Lord Ordinary refuses to authorise return of children to father with alcohol issues in Netherlands

Lord Ordinary refuses to authorise return of children to father with alcohol issues in Netherlands

A judge in the Court of Session has refused to order the return of two young teenagers to the Netherlands to stay with their father after he made a Hague Convention application under the Child Abduction and Custody Act for their return, on the basis that it was not safe for them to return and they had acquired habitual residence in Scotland.

Petitioner BW, the father of children referred to as “Anna”, 15, and “Finn”, 12, contended that their mother, CM, had wrongfully retained them in Scotland after they were brought there in May 2022. It was common ground that both parents had parental authority in relation to the children, with CM asserting that the children became habitually resident in Scotland after they were brought over.

The petition was considered by Lady Carmichael in the Outer House of the Court of Session. D Reekie, solicitor advocate, appeared for the petitioner and Bradbury, advocate, for the respondent.

Planned with assistance

In 2015 the petitioner and CM divorced. They agreed that CM would return to Scotland and the children would stay in the Netherlands in the care of their father. Dutch social services became involved with the family in 2020 after concerns were raised about the petitioner’s problematic use of alcohol. Social workers became concerned in early 2022 that matters were deteriorating, which led to social worker SJ contacting CM to ask whether the children could come to Scotland.

In May 2022, CM brought the children to Scotland with the petitioner’s consent. His position was that he had only consented to them coming to Scotland for a holiday and, while he did not specify a date at which wrongful retention occurred, he expected them to return to attend school in the Netherlands “after the end of July 2022”. It was CM’s position that there was a grave risk that a return to the Netherlands would expose Anna and Finn to harm or otherwise place them in an intolerable situation.

For the petitioner it was submitted that it was understood by him and by the children that the Scotland visit was only a holiday. Anna and Finn had conveyed that understanding to others, including the reporter appointed to ascertain their views. The children had not been deregistered from all services in the Netherlands and remained registered with opticians and a doctor in the Netherlands as of November 2022.

Counsel for the respondent submitted that the move to Scotland had been planned with the assistance of social workers, and the authorities in the Netherlands had closed their case on the basis that the children were no longer resident there. Both had a settled family life with their mother in Scotland, had begun school in Scotland and had become part of the local community.

Swifter integration

In her decision, Lady Carmichael began by noting: “This is not a situation in which CM established a new place of residence for herself in 2022. She had already been living in Scotland since 2015. She is Scottish. She attends university in Scotland and lives close to members of her family. Her settled situation is one which of its nature lends itself to swifter integration into the local community for the children than would likely be the case if she had no previous connection with Scotland, and with the area where she lives.”

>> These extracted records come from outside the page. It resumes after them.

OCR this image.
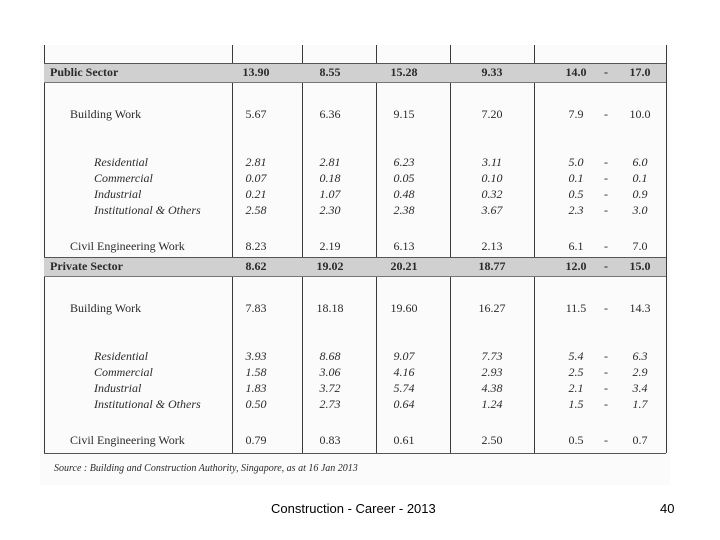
Source : Building and Construction Authority, Singapore, as at 16 Jan 2013
Public Sector	13.90	8.55	15.28	9.33	14.0	-	17.0
Building Work	5.67	6.36	9.15	7.20	7.9	-	10.0
Residential	2.81	2.81	6.23	3.11	5.0	-	6.0
Commercial	0.07	0.18	0.05	0.10	0.1	-	0.1
Industrial	0.21	1.07	0.48	0.32	0.5	-	0.9
Institutional & Others	2.58	2.30	2.38	3.67	2.3	-	3.0
Civil Engineering Work	8.23	2.19	6.13	2.13	6.1	-	7.0
Private Sector	8.62	19.02	20.21	18.77	12.0	-	15.0
Building Work	7.83	18.18	19.60	16.27	11.5	-	14.3
Residential	3.93	8.68	9.07	7.73	5.4	-	6.3
Commercial	1.58	3.06	4.16	2.93	2.5	-	2.9
Industrial	1.83	3.72	5.74	4.38	2.1	-	3.4
Institutional & Others	0.50	2.73	0.64	1.24	1.5	-	1.7
Civil Engineering Work	0.79	0.83	0.61	2.50	0.5	-	0.7
Construction - Career - 2013	40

On the reasoning behind the children’s stay in Scotland, she said: “The Dutch authorities actively sought the cooperation of CM in having the children come to live with her long term. By the end of July 2022 they had spent nearly three months in Scotland. There is no dispute that they initially had some classes online in Dutch, but they also began attending school in Scotland before the summer holidays in 2022. They began to integrate into the life of their local community at an early stage during their stay in Scotland.”

She went on to say: “I am unable to attach significant weight to the account from the children that they understood they were coming to Scotland only for a holiday. I attach relatively little weight to the circumstance that the children may have remained registered with some services in the Netherlands. Unlike education services, they are not services that are used continuously. CM is unlikely to have had any pressing reason to deregister the children from those services, and is unlikely to have known of any planned appointments with them.”

Lady Carmichael concluded on the issue of risk: “I consider that is more likely than not that the children, if returned to the Netherlands, would immediately be subject to some form of inquiry and intervention by Dutch social services, on an emergency and unplanned basis. Given the circumstances in which they came to leave the Netherlands, it is inconceivable that they would, if initially in his care, remain in his care for long without the suitability of that arrangement being subject to scrutiny.”

The petitioner’s application was therefore refused.